U.S. energy prices have risen by 30 per cent in the past year, the fastest pace of increase since 2005.
Inflation rising everywhere
After plummeting during the pandemic, inflation has come roaring back around the world for a number of factors. Chiefly, government support programs aimed at keeping people employed, coupled with low interest rates, have flooded the world with cash, which is looking for somewhere to be spent.
Also, ongoing pandemic lockdowns are creating shortages of certain items at a time when demand for them has come roaring back among COVID-weary consumers, which has made it hard to find certain items — and caused higher prices for whatever’s left.
Economist Sal Guatieri with Bank of Montreal said the turnaround in inflation has been breathtaking to watch.
“It’s hard to believe that the annual rate was virtually zero (0.1 per cent to be exact) in May 2020, just after the shutdowns. But that’s what happens when supply (of virtually everything these days) can’t keep up with stimulus-stoked demand,” he said in an email to clients.

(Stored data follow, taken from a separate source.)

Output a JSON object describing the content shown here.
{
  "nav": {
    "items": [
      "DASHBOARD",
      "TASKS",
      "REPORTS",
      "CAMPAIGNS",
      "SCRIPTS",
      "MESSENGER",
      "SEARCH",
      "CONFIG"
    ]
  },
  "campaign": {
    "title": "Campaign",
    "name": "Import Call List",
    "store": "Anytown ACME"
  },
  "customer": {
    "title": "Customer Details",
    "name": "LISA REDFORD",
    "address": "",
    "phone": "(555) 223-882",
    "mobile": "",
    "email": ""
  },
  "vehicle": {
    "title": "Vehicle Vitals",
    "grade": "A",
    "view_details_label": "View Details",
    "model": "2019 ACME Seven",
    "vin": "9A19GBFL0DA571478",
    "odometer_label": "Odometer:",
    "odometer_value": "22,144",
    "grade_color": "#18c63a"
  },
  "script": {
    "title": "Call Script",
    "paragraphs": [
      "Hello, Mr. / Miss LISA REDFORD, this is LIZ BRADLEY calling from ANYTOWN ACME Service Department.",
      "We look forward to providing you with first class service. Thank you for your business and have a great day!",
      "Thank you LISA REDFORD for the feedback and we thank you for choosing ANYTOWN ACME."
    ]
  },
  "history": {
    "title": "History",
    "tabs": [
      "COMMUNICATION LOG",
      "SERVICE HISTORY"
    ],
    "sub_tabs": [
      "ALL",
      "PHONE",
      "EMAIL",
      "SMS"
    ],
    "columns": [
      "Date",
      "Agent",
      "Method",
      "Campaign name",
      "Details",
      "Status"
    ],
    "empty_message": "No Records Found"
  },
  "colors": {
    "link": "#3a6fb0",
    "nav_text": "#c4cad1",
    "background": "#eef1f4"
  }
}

Two soft spots in the numbers are prices for clothing and airplane tickets, “but both are likely to turn higher as more people head back to the office and travel,” Guatieri said.
Economists and policy-makers had hoped that inflation would be “transitory,” which is an economics term that means temporary, and merely passing through due to short-term factors. But the longer inflation lasts, the more likely it is that central banks will have to start raising their interest rates sooner and faster to tame it.
Leslie Preston at TD Bank said she expects the U.S. Federal Reserve will have to start hiking as soon as next summer.
“Price pressures may ease alongside supply chain issues, but it is clear that healthy demand for nearly everything, as the economy recovers from the pandemic, has overwhelmed supply,” she said.
Last week, the Fed said it had no plans to hike its rate until next summer at the earliest but Simon Harvey with foreign exchange firm Monex Canada said that investor reaction to the scorching hot inflation number shows they have their doubts they can stand pat for that long.
“With price pressures now embedding into the overall economic backdrop, evidenced by how widespread the rise in inflation was over all categories in October, markets have been forced to question the Fed’s messaging yet again,” he said.